Пошли деревни, в которых старушка посмотрит, посмотрит на тебя из-под ладони, да и скажет:
– А вроде бы человек-то знакомый. Не из Алепина ли будете?
– Из Алепина и есть.
– То-то вижу…
– Почему?
– По природе. Не Лексея ли Лексеевича сынок?
– Его.
– То-то вижу, вроде бы человек-то знакомый.
Вскоре мы вошли в Журавлиху, вошли с другого, дальнего конца, откуда заходить в нее мне до сих пор не приходилось.
Я внимательней стал посматривать в сторону протекавшей тут же речки. Не сидит ли где под кустом Петруха?
Личность эта была примечательна. Бурдачевский сапожник Петруха меньше всего занимался своим ремеслом, почему и не вылезал из унылой бедности.
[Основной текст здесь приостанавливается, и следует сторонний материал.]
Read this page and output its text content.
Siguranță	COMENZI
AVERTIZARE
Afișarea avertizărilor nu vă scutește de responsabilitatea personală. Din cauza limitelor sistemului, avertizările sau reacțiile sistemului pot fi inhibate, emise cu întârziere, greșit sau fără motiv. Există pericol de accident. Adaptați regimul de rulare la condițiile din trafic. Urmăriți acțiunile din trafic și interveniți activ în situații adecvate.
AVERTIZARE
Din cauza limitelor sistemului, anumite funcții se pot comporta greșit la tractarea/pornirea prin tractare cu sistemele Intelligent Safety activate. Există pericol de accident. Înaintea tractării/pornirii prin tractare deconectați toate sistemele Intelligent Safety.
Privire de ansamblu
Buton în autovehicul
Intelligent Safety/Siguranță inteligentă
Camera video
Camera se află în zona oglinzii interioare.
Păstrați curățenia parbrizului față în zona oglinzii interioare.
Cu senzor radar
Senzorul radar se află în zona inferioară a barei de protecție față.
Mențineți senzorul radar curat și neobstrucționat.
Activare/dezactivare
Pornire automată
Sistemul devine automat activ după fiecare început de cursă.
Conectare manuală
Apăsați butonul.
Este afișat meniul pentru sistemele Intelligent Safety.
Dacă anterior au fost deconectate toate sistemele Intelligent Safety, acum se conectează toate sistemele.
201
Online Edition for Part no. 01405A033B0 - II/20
Впрочем, семьи у него была одна жена, которая, говорят, похаживала по миру.
Сам же виновник столь бедственного состояния семейного корабля и дни и ночи проводил на реке с удочками. Это был не просто рыболов-любитель, но одержимый человек, артист и, видимо, немножко поэт, потому что замечали его и без удочек сидящим около воды по несколько часов неподвижно.
Всегда небритый, всегда в черной линялой рубахе, выпущенной поверх штанов, всегда босой, всегда с двумя удочками на плече и жестяным ведерком в руке – таков стоит передо мной Петруха.
Он был бы, наверное, не причесан, если бы не стрижка под короткий ежик. Лет ему около шестидесяти.
Один его удильник составлен из ореховой палки и можжевелового хлыста, другой – цельный, березовый. Леска сплетена из конских волос, вся в узлах. Вместо поплавков обыкновенные пробки от бутылок пол-литровой емкости. Пьяным я Петруху не видел.
Поскольку дома его не ждали пироги да пышки, то он бродил по реке днями, ночуя тут же на берегу, питаясь то ушицей, а то деревенским обедом, выменянным на свежую рыбу.
Про него говорили, что он знает «слово», потому что там, где иной просидит хоть неделю и не дождется поклевки, Петруха выхватывал рыбину за рыбиной, но предпочитал делать это без свидетелей. Можно наверное сказать, что никакой прикормкой и привадой он никогда не пользовался и других насадок, кроме навозного червя и хлеба, не знал.